Edit: Just tweaked my script accordingly and started the experiment.

[QUOTE=Andi47;188027]
So I think I will take rlim = alim = 2^24-1, lp 28, with the 13e siever - or should I repeat the experiment with Q0=2^25?
Edit: Just tweaked my script accordingly and started the experiment.[/QUOTE]

Q0=2^25 gives the same result:

a3: rlim = alim = 2^25-1, lp 28, 13e
total yield: 1517, q=33555439 (0.13332 sec/rel)

b3: rlim = alim = 2^25-1, lp 29, 13e
total yield: 3053, q=33555439 (0.07026 sec/rel)
28-score: 1526.5 / 0.14052

c3: rlim = alim = 2^24-1, lp 28, 13e
[B]total yield: 1252, q=33555439 (0.10164 sec/rel)[/B]

d3: rlim = alim = 2^24-1, lp 29, 13e
total yield: 2403, q=33555439 (0.05264 sec/rel)
28-score: 1201.5 / 0.10521

a4: rlim = alim = 2^25-1, lp 28, 14e
total yield: 2977, q=33555439 (0.12830 sec/rel)

b4: rlim = alim = 2^25-1, lp 29, 14e
total yield: 6098, q=33555439 (0.06318 sec/rel)
28-score: 3049 / 0.12636

c4: rlim = alim = 2^24-1, lp 28, 14e
total yield: 2380, q=33555439 (0.12204 sec/rel)

d4: rlim = alim = 2^24-1, lp 29, 14e
total yield: 4674, q=33555439 (0.06316 sec/rel)
28-score: 2337 / 0.13632

Extrapolating from that says that c3 would be the fastest to get ~28M relations (I guess I would need ~27M ... 35M rels) with ~2.567M seconds (~30 CPU-days), so I will go with rlim = alim = 2^24-1, lp 28, 13e.

[QUOTE=fivemack;187541]Touché.
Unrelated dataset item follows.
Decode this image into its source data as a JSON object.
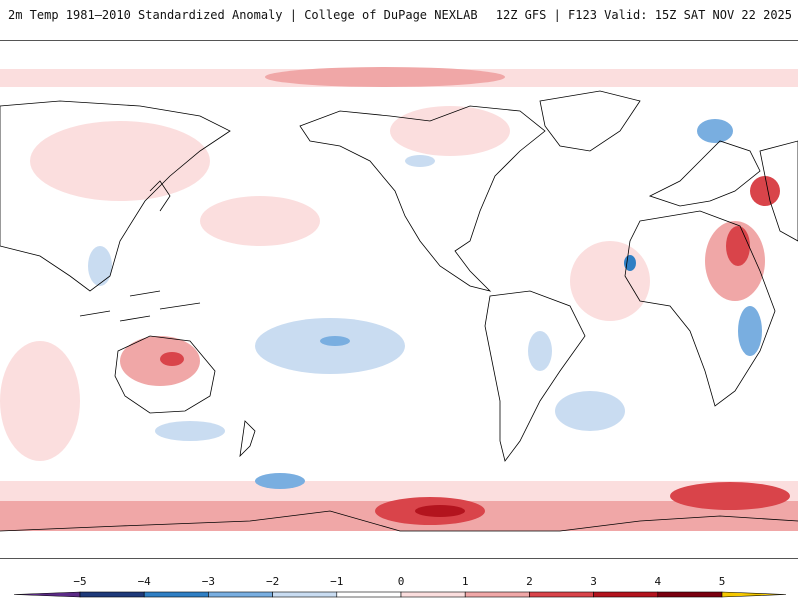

Running them now (4 threads on i7 each, since 5pm on 23rd August) and should have factors before the first birthday of the reservation.[/QUOTE]

And done:
[code]
Wed Sep 2 02:21:31 2009 prp54 factor: 156856020082959523616587909662783965994208064240475509
Wed Sep 2 02:21:31 2009 prp110 factor: 17426077921418681977480489616045159043445721454789036743338720418172464114055358444947859361977046685927541261

Wed Sep 2 02:00:03 2009 prp81 factor: 189336367039730109801009638518058760056609393829914619289697816020709477269865093
Wed Sep 2 02:00:03 2009 prp94 factor: 8283442039618108275937758760461138397871290459364421016175942327901266305862698032989481720917
[/code]

For this size of number, sieving with 29-bit large primes takes exactly the same time, namely 770 i7/2800 thread-hours (eight days), whether you use small prime bound 3*2^23 and work backwards (to about q=12 million) or 2^24 and work forwards (to about q=30 million).